- Born: Jack Arnold Mabley October 26, 1915 Binghamton, New York, US
- Died: January 6, 2006 (aged 90) Chicago, Illinois, US
- Education: University of Illinois Urbana-Champaign
- Occupations: Reporter, columnist
- Employers: Chicago Tribune; Chicago Daily Herald;
- Spouse: Frances Habeck (1940–2006; his death)
- Children: 4

= Jack Mabley =

American journalist (1915-2006

Jack Arnold Mabley (October 26, 1915 – January 6, 2006) was an American newspaper reporter and columnist.

==Early life and career==
Mabley was born on October 26, 1915, in Binghamton, New York, to Clarence Ware Mabley (born Clarence Ware Mable) and Mabelle née Howe, a concert pianist.

After studying journalism at the University of Illinois Urbana-Champaign, where he was the editor of the Daily Illini his senior year, and graduating in 1938, Mabley worked for the City News Bureau, the Associated Press, and then as a reporter for the Chicago Daily News before serving four years as a U.S. Navy lieutenant during the war. He returned to the Daily News in 1948 as a columnist. He joined the Chicago American in 1961, and remained there as a columnist and associate editor until, now a tabloid known as Chicago Today, it folded in 1974.

Mabley then took up a long-standing post as the well-respected columnist of the Chicago Tribune, writing some 8,000 columns on a wide range of issues. In his later years he became columnist of the suburban Daily Herald from which he finally retired in 2004, at around 88 years.

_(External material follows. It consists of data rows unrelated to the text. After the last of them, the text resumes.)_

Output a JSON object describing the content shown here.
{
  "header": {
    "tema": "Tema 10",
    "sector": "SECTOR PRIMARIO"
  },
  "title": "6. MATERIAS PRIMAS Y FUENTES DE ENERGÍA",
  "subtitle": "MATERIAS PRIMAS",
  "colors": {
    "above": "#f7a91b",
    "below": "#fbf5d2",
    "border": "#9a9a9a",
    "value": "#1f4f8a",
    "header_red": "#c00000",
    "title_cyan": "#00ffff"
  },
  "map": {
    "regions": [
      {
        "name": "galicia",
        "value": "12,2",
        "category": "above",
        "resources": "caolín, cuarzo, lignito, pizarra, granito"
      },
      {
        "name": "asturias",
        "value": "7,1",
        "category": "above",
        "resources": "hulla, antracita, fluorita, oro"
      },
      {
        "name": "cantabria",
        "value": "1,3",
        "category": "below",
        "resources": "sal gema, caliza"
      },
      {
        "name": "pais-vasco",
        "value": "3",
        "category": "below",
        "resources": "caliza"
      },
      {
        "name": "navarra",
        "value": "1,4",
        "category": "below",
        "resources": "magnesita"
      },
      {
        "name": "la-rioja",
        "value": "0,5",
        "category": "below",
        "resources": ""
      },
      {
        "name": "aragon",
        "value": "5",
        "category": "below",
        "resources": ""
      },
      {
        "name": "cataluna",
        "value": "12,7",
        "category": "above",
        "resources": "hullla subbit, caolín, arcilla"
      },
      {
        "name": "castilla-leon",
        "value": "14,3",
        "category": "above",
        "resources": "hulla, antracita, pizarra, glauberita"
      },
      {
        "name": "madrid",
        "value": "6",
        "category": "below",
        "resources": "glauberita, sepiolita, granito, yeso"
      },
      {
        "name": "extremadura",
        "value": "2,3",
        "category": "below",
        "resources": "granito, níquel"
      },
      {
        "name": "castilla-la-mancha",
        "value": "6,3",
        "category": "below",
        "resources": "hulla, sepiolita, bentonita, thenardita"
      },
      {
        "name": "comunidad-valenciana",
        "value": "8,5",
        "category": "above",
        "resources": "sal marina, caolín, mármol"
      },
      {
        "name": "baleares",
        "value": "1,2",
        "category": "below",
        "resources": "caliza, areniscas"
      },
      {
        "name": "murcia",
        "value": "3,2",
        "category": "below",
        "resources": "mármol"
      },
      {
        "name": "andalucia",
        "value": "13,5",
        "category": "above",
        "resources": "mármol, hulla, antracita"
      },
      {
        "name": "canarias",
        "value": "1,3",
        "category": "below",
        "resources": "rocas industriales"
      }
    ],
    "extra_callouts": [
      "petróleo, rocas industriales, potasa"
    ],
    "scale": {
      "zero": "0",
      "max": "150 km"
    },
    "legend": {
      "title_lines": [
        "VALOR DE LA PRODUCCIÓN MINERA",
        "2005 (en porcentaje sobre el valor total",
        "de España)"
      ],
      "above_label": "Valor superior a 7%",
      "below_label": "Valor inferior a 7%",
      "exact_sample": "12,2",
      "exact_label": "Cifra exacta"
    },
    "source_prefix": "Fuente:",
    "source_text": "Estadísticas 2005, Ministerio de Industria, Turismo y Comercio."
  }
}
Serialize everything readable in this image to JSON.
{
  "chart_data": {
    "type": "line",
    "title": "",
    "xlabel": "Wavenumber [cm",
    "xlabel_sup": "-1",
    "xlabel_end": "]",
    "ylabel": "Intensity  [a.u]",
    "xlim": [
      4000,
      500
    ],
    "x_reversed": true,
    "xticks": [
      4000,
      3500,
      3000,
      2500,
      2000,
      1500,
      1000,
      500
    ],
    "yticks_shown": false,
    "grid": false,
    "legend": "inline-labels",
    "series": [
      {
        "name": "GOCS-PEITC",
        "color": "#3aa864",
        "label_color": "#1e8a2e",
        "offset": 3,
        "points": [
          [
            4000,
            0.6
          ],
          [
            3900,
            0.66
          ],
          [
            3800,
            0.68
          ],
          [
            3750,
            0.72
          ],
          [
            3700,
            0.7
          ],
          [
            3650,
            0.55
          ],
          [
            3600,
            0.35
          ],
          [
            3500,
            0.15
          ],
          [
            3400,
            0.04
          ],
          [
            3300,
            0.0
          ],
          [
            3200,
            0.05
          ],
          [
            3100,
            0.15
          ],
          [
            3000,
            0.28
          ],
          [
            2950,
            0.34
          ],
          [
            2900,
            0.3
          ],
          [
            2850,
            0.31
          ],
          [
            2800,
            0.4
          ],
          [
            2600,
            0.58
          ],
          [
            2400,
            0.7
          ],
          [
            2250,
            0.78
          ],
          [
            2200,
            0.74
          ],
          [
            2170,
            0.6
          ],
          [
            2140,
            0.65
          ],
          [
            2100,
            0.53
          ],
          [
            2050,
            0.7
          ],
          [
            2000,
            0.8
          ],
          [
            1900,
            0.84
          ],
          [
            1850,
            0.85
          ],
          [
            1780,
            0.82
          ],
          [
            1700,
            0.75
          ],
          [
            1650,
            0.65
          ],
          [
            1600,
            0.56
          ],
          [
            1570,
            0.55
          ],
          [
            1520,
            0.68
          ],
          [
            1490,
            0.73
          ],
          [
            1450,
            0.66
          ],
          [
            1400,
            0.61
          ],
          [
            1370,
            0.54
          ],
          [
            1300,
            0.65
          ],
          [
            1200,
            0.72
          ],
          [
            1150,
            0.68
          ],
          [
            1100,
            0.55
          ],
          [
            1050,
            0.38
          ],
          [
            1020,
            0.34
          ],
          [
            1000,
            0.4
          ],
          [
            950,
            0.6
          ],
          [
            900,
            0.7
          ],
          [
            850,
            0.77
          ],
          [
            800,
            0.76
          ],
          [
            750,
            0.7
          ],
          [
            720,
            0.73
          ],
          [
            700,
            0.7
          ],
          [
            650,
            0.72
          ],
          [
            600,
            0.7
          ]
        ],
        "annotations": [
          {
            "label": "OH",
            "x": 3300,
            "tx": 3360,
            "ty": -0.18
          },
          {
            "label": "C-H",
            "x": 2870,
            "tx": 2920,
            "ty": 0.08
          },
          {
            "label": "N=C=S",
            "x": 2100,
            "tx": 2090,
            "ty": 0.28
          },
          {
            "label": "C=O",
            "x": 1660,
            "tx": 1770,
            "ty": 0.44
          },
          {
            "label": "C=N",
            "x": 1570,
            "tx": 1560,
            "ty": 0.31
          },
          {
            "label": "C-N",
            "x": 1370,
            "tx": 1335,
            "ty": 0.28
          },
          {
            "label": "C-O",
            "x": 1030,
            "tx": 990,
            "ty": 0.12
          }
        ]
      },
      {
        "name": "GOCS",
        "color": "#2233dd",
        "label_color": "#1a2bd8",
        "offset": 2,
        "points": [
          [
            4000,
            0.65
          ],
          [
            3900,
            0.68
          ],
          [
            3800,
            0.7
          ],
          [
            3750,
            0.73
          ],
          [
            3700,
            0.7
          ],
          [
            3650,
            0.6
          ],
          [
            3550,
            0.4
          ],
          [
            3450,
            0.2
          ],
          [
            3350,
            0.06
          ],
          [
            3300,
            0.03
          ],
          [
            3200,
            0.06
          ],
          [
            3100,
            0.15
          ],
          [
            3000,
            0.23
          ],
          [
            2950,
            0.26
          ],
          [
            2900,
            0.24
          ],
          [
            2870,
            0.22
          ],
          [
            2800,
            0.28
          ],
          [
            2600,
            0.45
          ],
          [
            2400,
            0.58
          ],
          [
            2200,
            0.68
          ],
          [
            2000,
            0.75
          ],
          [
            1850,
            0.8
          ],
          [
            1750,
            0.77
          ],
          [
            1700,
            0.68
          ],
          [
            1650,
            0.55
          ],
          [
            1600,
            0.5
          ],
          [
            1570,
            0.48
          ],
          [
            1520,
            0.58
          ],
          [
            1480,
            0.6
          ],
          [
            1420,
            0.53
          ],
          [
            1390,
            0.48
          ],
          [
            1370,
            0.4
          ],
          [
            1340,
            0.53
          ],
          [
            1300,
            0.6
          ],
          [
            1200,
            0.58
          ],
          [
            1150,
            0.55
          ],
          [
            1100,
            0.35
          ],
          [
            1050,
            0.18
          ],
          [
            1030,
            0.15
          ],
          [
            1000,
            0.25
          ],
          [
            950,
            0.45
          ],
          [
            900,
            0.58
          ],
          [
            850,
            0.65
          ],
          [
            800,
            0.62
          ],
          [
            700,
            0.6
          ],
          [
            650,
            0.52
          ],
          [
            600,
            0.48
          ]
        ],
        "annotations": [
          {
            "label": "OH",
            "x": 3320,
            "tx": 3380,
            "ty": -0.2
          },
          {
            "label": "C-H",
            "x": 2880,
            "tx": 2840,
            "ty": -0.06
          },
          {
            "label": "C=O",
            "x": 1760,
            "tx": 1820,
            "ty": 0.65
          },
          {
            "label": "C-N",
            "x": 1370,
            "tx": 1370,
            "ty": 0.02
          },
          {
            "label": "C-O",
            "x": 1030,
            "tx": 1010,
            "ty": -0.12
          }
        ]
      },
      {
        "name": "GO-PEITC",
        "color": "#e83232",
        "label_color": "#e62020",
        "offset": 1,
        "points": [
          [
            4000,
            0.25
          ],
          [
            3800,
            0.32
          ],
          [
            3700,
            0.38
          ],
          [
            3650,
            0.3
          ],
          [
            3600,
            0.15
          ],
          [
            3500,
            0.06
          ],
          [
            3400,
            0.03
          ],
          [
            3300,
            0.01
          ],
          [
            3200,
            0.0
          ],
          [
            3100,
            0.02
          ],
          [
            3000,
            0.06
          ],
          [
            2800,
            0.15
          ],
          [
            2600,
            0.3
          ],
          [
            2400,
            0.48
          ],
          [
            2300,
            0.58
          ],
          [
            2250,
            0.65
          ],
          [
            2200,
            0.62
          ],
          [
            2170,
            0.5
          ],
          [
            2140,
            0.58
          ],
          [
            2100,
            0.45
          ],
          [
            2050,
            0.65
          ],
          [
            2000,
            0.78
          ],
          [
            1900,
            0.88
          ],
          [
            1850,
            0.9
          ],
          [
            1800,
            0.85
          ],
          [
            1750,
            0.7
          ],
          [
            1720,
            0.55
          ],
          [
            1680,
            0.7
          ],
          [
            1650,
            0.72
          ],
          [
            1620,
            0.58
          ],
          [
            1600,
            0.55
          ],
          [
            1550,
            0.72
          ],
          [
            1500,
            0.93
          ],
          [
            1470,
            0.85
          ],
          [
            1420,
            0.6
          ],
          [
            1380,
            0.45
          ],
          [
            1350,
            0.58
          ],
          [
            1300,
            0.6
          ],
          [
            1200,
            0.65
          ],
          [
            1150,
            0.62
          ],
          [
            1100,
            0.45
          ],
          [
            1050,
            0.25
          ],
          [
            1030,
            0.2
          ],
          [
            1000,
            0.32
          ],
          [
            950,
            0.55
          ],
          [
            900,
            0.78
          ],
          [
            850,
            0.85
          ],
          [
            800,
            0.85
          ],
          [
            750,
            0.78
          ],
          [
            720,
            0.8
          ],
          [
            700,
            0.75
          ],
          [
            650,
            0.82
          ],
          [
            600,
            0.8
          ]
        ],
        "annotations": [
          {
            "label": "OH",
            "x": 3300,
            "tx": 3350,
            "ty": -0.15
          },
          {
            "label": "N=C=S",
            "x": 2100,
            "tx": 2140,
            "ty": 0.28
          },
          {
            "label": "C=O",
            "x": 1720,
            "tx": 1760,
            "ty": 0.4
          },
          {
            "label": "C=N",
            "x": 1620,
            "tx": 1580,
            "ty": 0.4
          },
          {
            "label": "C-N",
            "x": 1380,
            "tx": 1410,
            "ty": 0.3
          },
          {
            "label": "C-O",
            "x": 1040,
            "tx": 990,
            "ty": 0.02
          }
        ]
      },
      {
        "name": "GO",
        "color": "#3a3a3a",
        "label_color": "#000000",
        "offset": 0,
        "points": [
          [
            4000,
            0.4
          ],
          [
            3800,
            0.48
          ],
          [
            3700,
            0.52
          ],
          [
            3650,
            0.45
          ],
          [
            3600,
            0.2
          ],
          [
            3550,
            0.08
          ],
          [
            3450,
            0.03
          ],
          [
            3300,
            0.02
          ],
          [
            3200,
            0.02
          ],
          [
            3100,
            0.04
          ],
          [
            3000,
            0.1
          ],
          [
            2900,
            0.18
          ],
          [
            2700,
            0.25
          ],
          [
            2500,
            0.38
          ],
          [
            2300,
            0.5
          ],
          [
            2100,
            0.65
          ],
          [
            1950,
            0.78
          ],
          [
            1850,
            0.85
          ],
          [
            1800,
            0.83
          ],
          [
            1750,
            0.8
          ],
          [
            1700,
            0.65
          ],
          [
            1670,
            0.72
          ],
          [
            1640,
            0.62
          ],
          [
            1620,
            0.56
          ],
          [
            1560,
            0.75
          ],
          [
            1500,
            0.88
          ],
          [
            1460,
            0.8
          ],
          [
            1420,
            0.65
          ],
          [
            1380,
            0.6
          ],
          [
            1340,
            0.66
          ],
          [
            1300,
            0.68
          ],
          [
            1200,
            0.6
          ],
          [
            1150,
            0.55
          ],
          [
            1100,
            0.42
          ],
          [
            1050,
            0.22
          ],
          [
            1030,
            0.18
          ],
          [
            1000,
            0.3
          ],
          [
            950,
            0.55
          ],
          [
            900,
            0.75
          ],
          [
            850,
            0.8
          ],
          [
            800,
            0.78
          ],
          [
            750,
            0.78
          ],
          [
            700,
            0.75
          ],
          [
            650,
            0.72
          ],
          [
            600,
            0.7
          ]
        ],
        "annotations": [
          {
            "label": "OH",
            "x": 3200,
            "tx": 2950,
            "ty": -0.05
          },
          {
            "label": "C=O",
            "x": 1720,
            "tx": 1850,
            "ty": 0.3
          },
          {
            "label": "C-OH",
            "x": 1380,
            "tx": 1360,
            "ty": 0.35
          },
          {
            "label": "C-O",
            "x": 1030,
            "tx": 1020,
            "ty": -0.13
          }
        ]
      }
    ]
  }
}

In addition to his journalistic career, Mabley operated a corporate communications business from Chicago, hosting a nightly radio show. He also served as president of the Chicago suburb of Glenview for a number of years.

==Later career==
The Jack Mabley Developmental Center, in Dixon, is a state run residential home for the mentally disabled that was named after him in honour of his generous support and fundraising activities. Mabley had created the Forgotten Children's Fund, which raised money for the center. His autobiography entitled "Halas, Hef, the Beatles and Me" was published in 1967.

==Death==
Mabley died in Chicago on January 6, 2006. He had married Frances Habeck on August 29, 1940, and had four children.